Only models with input provided will run — no ignore flags needed.

Results appear in results/utrlm/utrlm_out/.

Parameters

Parameter Default Description
--utrlm_task mrl Prediction task: mrl, te, or el
--utrlm_cell_line HEK Cell line for TE/EL tasks: HEK, pc3, or Muscle

Available tasks

Task Label Input Length Cell Lines Description
mrl Mean Ribosome Loading 50 nt N/A From synthetic UTR library
te Translation Efficiency (log) 100 nt HEK, pc3, Muscle Cell-line specific
el Expression Level (log) 100 nt HEK, pc3, Muscle RNA-seq based

Fine-tuning on your own data

UTR-LM can be fine-tuned on your own expression data (MRL, TE, or EL measurements for 5'UTR sequences).

Input format

CSV or TSV file with columns: name, utr (5'UTR sequence), and a numeric label column. Example:

name,utr,my_mrl
seq1,AATTCCGGAATTCCGG...,5.2
seq2,GCGCGCGCGCGCGCGC...,3.8

Step 1: Fine-tune

nextflow run main.nf -profile docker,cpu \
  --utrlm_finetune_input my_training_data.csv \
  --utrlm_finetune_label my_mrl \
  --utrlm_finetune_task mrl

Output: utrlm_finetune/best_model.pt (fine-tuned checkpoint) + utrlm_finetune/predictions.tsv.

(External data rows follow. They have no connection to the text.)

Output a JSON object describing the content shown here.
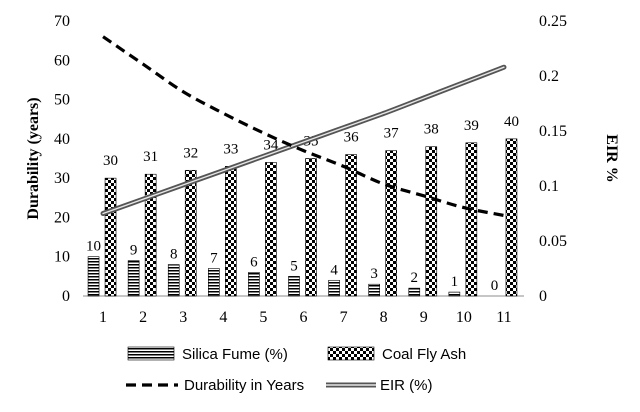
{
  "chart_data": {
    "type": "bar",
    "categories": [
      "1",
      "2",
      "3",
      "4",
      "5",
      "6",
      "7",
      "8",
      "9",
      "10",
      "11"
    ],
    "series": [
      {
        "name": "Silica Fume (%)",
        "kind": "bar",
        "axis": "left",
        "pattern": "horizontal-stripes",
        "values": [
          10,
          9,
          8,
          7,
          6,
          5,
          4,
          3,
          2,
          1,
          0
        ]
      },
      {
        "name": "Coal Fly Ash",
        "kind": "bar",
        "axis": "left",
        "pattern": "checkerboard",
        "values": [
          30,
          31,
          32,
          33,
          34,
          35,
          36,
          37,
          38,
          39,
          40
        ]
      },
      {
        "name": "Durability in Years",
        "kind": "line",
        "axis": "left",
        "style": "dashed",
        "values": [
          66,
          59,
          52,
          46.5,
          41.5,
          37,
          33,
          28.5,
          25.5,
          22.5,
          20.5
        ]
      },
      {
        "name": "EIR (%)",
        "kind": "line",
        "axis": "right",
        "style": "double-solid",
        "values": [
          0.075,
          0.088,
          0.101,
          0.114,
          0.127,
          0.14,
          0.153,
          0.166,
          0.18,
          0.194,
          0.208
        ]
      }
    ],
    "ylabel": "Durability (years)",
    "y2label": "EIR %",
    "ylim": [
      0,
      70
    ],
    "y2lim": [
      0,
      0.25
    ],
    "yticks": [
      "0",
      "10",
      "20",
      "30",
      "40",
      "50",
      "60",
      "70"
    ],
    "y2ticks": [
      "0",
      "0.05",
      "0.1",
      "0.15",
      "0.2",
      "0.25"
    ],
    "grid": false,
    "legend_position": "bottom"
  }
}
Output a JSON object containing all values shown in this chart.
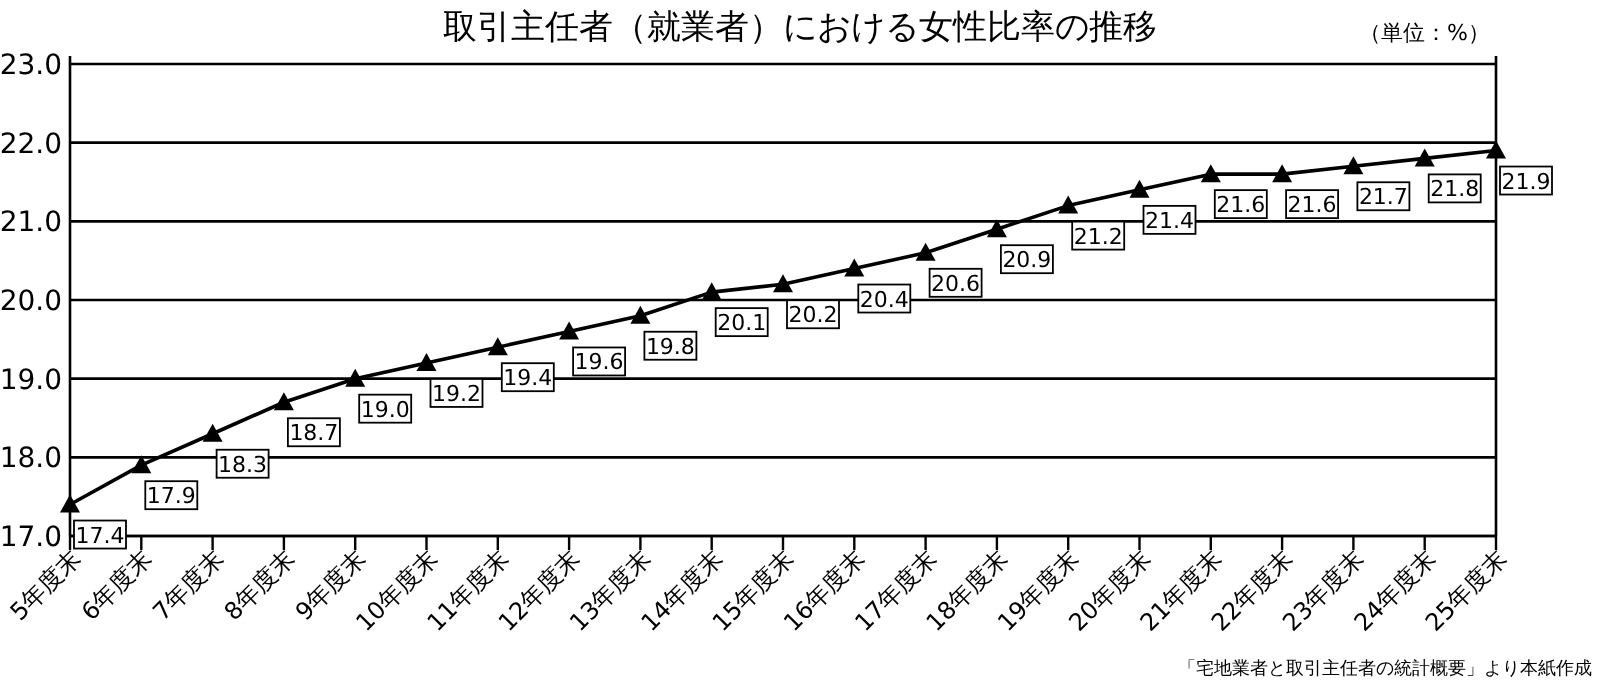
{
  "chart_data": {
    "type": "line",
    "title": "取引主任者（就業者）における女性比率の推移",
    "annotations": [
      "（単位：%）",
      "「宅地業者と取引主任者の統計概要」より本紙作成"
    ],
    "categories": [
      "5年度末",
      "6年度末",
      "7年度末",
      "8年度末",
      "9年度末",
      "10年度末",
      "11年度末",
      "12年度末",
      "13年度末",
      "14年度末",
      "15年度末",
      "16年度末",
      "17年度末",
      "18年度末",
      "19年度末",
      "20年度末",
      "21年度末",
      "22年度末",
      "23年度末",
      "24年度末",
      "25年度末"
    ],
    "values": [
      17.4,
      17.9,
      18.3,
      18.7,
      19.0,
      19.2,
      19.4,
      19.6,
      19.8,
      20.1,
      20.2,
      20.4,
      20.6,
      20.9,
      21.2,
      21.4,
      21.6,
      21.6,
      21.7,
      21.8,
      21.9
    ],
    "value_labels": [
      "17.4",
      "17.9",
      "18.3",
      "18.7",
      "19.0",
      "19.2",
      "19.4",
      "19.6",
      "19.8",
      "20.1",
      "20.2",
      "20.4",
      "20.6",
      "20.9",
      "21.2",
      "21.4",
      "21.6",
      "21.6",
      "21.7",
      "21.8",
      "21.9"
    ],
    "color": "#000000",
    "marker": "triangle",
    "grid": "y",
    "ylim": [
      17,
      23
    ],
    "yticks": [
      {
        "value": 17,
        "label": "17.0"
      },
      {
        "value": 18,
        "label": "18.0"
      },
      {
        "value": 19,
        "label": "19.0"
      },
      {
        "value": 20,
        "label": "20.0"
      },
      {
        "value": 21,
        "label": "21.0"
      },
      {
        "value": 22,
        "label": "22.0"
      },
      {
        "value": 23,
        "label": "23.0"
      }
    ]
  }
}
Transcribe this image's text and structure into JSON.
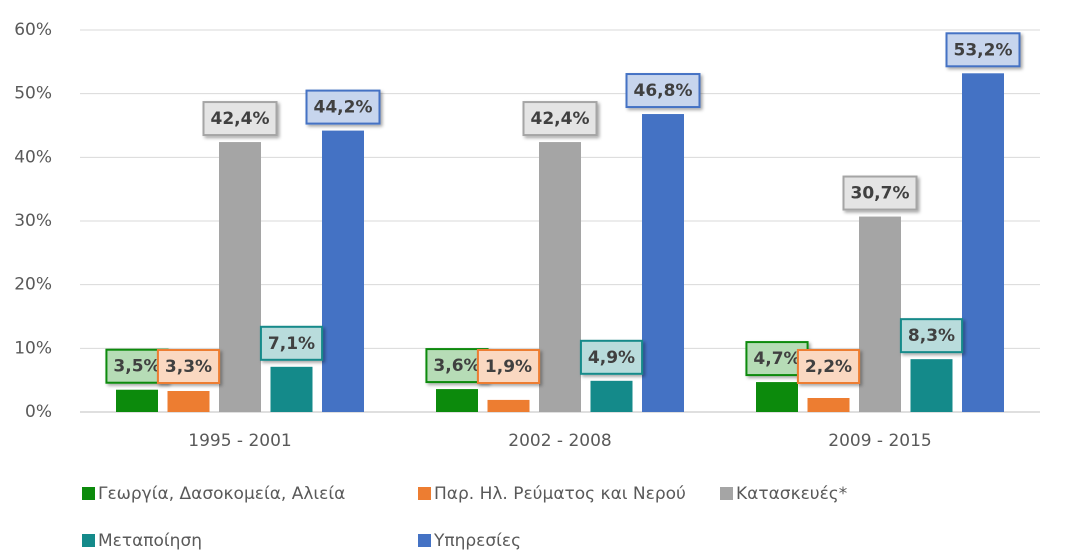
{
  "chart_data": {
    "type": "bar",
    "categories": [
      "1995 - 2001",
      "2002 - 2008",
      "2009 - 2015"
    ],
    "series": [
      {
        "name": "Γεωργία, Δασοκομεία, Αλιεία",
        "color": "#0c8a0c",
        "values": [
          3.5,
          3.6,
          4.7
        ],
        "value_labels": [
          "3,5%",
          "3,6%",
          "4,7%"
        ]
      },
      {
        "name": "Παρ. Ηλ. Ρεύματος και Νερού",
        "color": "#ed7d31",
        "values": [
          3.3,
          1.9,
          2.2
        ],
        "value_labels": [
          "3,3%",
          "1,9%",
          "2,2%"
        ]
      },
      {
        "name": "Κατασκευές*",
        "color": "#a5a5a5",
        "values": [
          42.4,
          42.4,
          30.7
        ],
        "value_labels": [
          "42,4%",
          "42,4%",
          "30,7%"
        ]
      },
      {
        "name": "Μεταποίηση",
        "color": "#148a8a",
        "values": [
          7.1,
          4.9,
          8.3
        ],
        "value_labels": [
          "7,1%",
          "4,9%",
          "8,3%"
        ]
      },
      {
        "name": "Υπηρεσίες",
        "color": "#4472c4",
        "values": [
          44.2,
          46.8,
          53.2
        ],
        "value_labels": [
          "44,2%",
          "46,8%",
          "53,2%"
        ]
      }
    ],
    "ylim": [
      0,
      60
    ],
    "yticks": [
      {
        "value": 0,
        "label": "0%"
      },
      {
        "value": 10,
        "label": "10%"
      },
      {
        "value": 20,
        "label": "20%"
      },
      {
        "value": 30,
        "label": "30%"
      },
      {
        "value": 40,
        "label": "40%"
      },
      {
        "value": 50,
        "label": "50%"
      },
      {
        "value": 60,
        "label": "60%"
      }
    ],
    "grid": true,
    "legend": "bottom"
  }
}
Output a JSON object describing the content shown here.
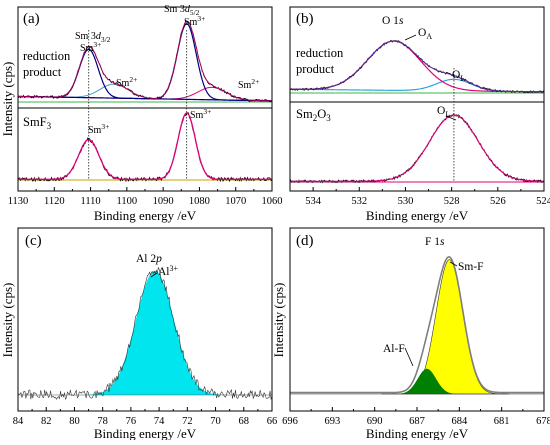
{
  "colors": {
    "fit": "#e0007a",
    "raw": "#000000",
    "baseline": "#3cb44b",
    "sm3_reduction": "#000080",
    "sm2": "#1a7fb0",
    "a_sm2": "#3e9bcf",
    "b_low": "#1f9fd6",
    "cyan_fill": "#00e5ee",
    "yellow_fill": "#ffff00",
    "green_fill": "#008000",
    "gray": "#7f7f7f"
  },
  "chart_data": [
    {
      "panel": "(a)",
      "type": "line",
      "xlabel": "Binding energy /eV",
      "ylabel": "Intensity (cps)",
      "xlim": [
        1130,
        1060
      ],
      "xticks": [
        1130,
        1120,
        1110,
        1100,
        1090,
        1080,
        1070,
        1060
      ],
      "axis_reversed": true,
      "grid": false,
      "samples": [
        "reduction product",
        "SmF3"
      ],
      "annotations": {
        "sm3d32": "Sm 3d3/2",
        "sm3d52": "Sm 3d5/2",
        "sm3": "Sm3+",
        "sm2": "Sm2+"
      },
      "series": [
        {
          "sample": "reduction product",
          "component": "Sm3+ 3d3/2",
          "center": 1110.5,
          "height": 0.62
        },
        {
          "sample": "reduction product",
          "component": "Sm2+ 3d3/2",
          "center": 1103.5,
          "height": 0.18
        },
        {
          "sample": "reduction product",
          "component": "Sm3+ 3d5/2",
          "center": 1083.5,
          "height": 0.97
        },
        {
          "sample": "reduction product",
          "component": "Sm2+ 3d5/2",
          "center": 1076.5,
          "height": 0.16
        },
        {
          "sample": "SmF3",
          "component": "Sm3+ 3d3/2",
          "center": 1110.5,
          "height": 0.55
        },
        {
          "sample": "SmF3",
          "component": "Sm3+ 3d5/2",
          "center": 1083.5,
          "height": 0.92
        }
      ]
    },
    {
      "panel": "(b)",
      "type": "line",
      "xlabel": "Binding energy /eV",
      "xlim": [
        535,
        524
      ],
      "xticks": [
        534,
        532,
        530,
        528,
        526,
        524
      ],
      "axis_reversed": true,
      "grid": false,
      "samples": [
        "reduction product",
        "Sm2O3"
      ],
      "annotations": {
        "title": "O 1s",
        "oa": "OA",
        "ol": "OL"
      },
      "series": [
        {
          "sample": "reduction product",
          "component": "OA",
          "center": 530.5,
          "height": 0.85
        },
        {
          "sample": "reduction product",
          "component": "OL",
          "center": 527.9,
          "height": 0.2
        },
        {
          "sample": "Sm2O3",
          "component": "OL",
          "center": 527.9,
          "height": 0.92
        }
      ]
    },
    {
      "panel": "(c)",
      "type": "area",
      "xlabel": "Binding energy /eV",
      "ylabel": "Intensity (cps)",
      "xlim": [
        84,
        66
      ],
      "xticks": [
        84,
        82,
        80,
        78,
        76,
        74,
        72,
        70,
        68,
        66
      ],
      "axis_reversed": true,
      "grid": false,
      "annotations": {
        "title": "Al 2p",
        "peak": "Al3+"
      },
      "series": [
        {
          "component": "Al3+",
          "center": 74.3,
          "height": 0.92
        }
      ]
    },
    {
      "panel": "(d)",
      "type": "area",
      "xlabel": "Binding energy /eV",
      "ylabel": "Intensity (cps)",
      "xlim": [
        696,
        678
      ],
      "xticks": [
        696,
        693,
        690,
        687,
        684,
        681,
        678
      ],
      "axis_reversed": true,
      "grid": false,
      "annotations": {
        "title": "F 1s",
        "smf": "Sm-F",
        "alf": "Al-F"
      },
      "series": [
        {
          "component": "Sm-F",
          "center": 684.7,
          "height": 0.96
        },
        {
          "component": "Al-F",
          "center": 686.3,
          "height": 0.18
        }
      ]
    }
  ]
}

Step 2: Predict with fine-tuned model

Use the saved checkpoint for subsequent predictions on new sequences:

nextflow run main.nf -profile docker,cpu \
  --utrlm_input new_sequences.fa \
  --utrlm_checkpoint utrlm_finetune/best_model.pt \
  --utrlm_task mrl

Fine-tuning parameters

Parameter Default Description
--utrlm_finetune_label (required) Column name with target values
--utrlm_finetune_task mrl Task type: mrl, te, or el (determines backbone + input length)
--utrlm_finetune_epochs 100 Training epochs
--utrlm_finetune_patience 20 Early stopping patience
--utrlm_finetune_lr 0.01 Learning rate
--utrlm_finetune_pretrained (none) Optional: initialize from an existing checkpoint

Technical notes

  • Uses a custom fork of Facebook's ESM library with RNA-specific alphabet and secondary structure heads.
  • Architecture: 6-layer ESM2 transformer (128-d, 16 heads) + linear classification head.
  • Weights are bundled in the upstream repo (~1.1 GB total for all tasks/folds).
  • MRL has 1 fold; TE/EL have 10 folds each (use --folds all for ensemble averaging).
  • The model uses the CLS/BOS token embedding for per-sequence prediction.